В глаза Матвеенкову ударил горячий ветер, он заморгал, шмыгнул носом: стеснялся слёз, выбитых ветром. А может, они вовсе и не ветром были выбиты? Князев тоже подозрительно отвернул лицо в сторону, цепляется узко сощуренными глазами за камни, страхует машину, вдруг из-за рыжих, дышащих печным жаром валунов (уж очень быстро раскочегарилось солнце, спорая у светила прыть, оглянуться не успеваешь, как в черепушке вскипают мозги) выскочат душманы? Но, наверное, это только кажется, что Князев страхует машину, на самом деле он просто-напросто, как и Матвеенков, стесняется своих слёз, скрывает их. Оттого что и Матвеенков усвоил эту истину, ему сделалось легче.
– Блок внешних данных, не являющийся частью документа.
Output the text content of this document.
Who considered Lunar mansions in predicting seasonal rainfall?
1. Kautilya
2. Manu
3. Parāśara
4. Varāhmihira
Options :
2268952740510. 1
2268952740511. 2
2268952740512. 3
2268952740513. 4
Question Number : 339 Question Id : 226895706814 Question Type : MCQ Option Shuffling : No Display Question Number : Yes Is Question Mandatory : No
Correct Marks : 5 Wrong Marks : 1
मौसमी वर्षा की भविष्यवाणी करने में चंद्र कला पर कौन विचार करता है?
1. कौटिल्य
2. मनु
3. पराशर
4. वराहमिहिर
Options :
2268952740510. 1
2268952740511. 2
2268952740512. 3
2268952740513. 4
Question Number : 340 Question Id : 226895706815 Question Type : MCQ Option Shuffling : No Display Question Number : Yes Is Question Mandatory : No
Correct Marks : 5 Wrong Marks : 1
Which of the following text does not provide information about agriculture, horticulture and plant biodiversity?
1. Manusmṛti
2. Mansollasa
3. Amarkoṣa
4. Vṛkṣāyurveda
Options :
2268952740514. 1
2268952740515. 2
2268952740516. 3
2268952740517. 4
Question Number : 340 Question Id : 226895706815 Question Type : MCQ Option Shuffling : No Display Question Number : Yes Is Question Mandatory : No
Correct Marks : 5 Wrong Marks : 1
– Киямуддин! – снова позвала Наджмсама. Под колеса «уазика» попала каменная горбина, машину встряхнуло, Киямуддин застонал и открыл глаза. Взгляд его прояснился, он попытался поднять руку, потянуться к Наджмсаме, но не смог, рука не слушалась, не гнулась, была чужой. Киямуддин застонал, изо рта снова выбрызнула кровь, и Наджмсама стерла её с губ бинтом.
– Кто в тебя стрелял, Киямуддин? Кто?
– Если бы я знал, Наджмсама. – В горле Киямуддина по-коростелиному зловеще заскрипел перебитый хрящ, щёки задёргались, Киямуддину было больно, но в следующую минуту он справился с собой, проговорил тихо, едва слышно за бормотанием автомобильного движка и звонким щелчком камней о дно «уазика»: – Здесь же они живут, в кишлаке. Исподтишка бьют. Остерегайся их, Наджмсама.
Они не довезли Киямуддина до госпиталя: тот умер по дороге. Всхлипнул загнанно, коротко, открыл глаза, обвёл ими небо, задержался на неподвижной, застывшей в жёлтой мути точке – то ли птица это была, то ли звезда незнакомая, горная; тут, случается, светят ясным днём чёрные далёкие звёзды, – вздохнул прощально, голова его качнулась, свалилась набок, из открытых глаз выкатились жгучие чистые капелюшки, заскользили вниз по щекам.
– Всё, отмучился Дядя Федя. – Князев сдернул с плеча автомат. Ему показалось, что солнце увяло, сжалось, обратилось в детский кулачок, облепил светило какой-то чёрный неряшливый пух, словно птичью гузку, просвечивает сквозь пух слабая восковая желтизна, ничего общего с яркой солнечной плотью не имеющая. Заморгал обеспокоенно, прочищая глаза, но всё было бесполезно – солнце продолжало оставаться сажевым, траурным.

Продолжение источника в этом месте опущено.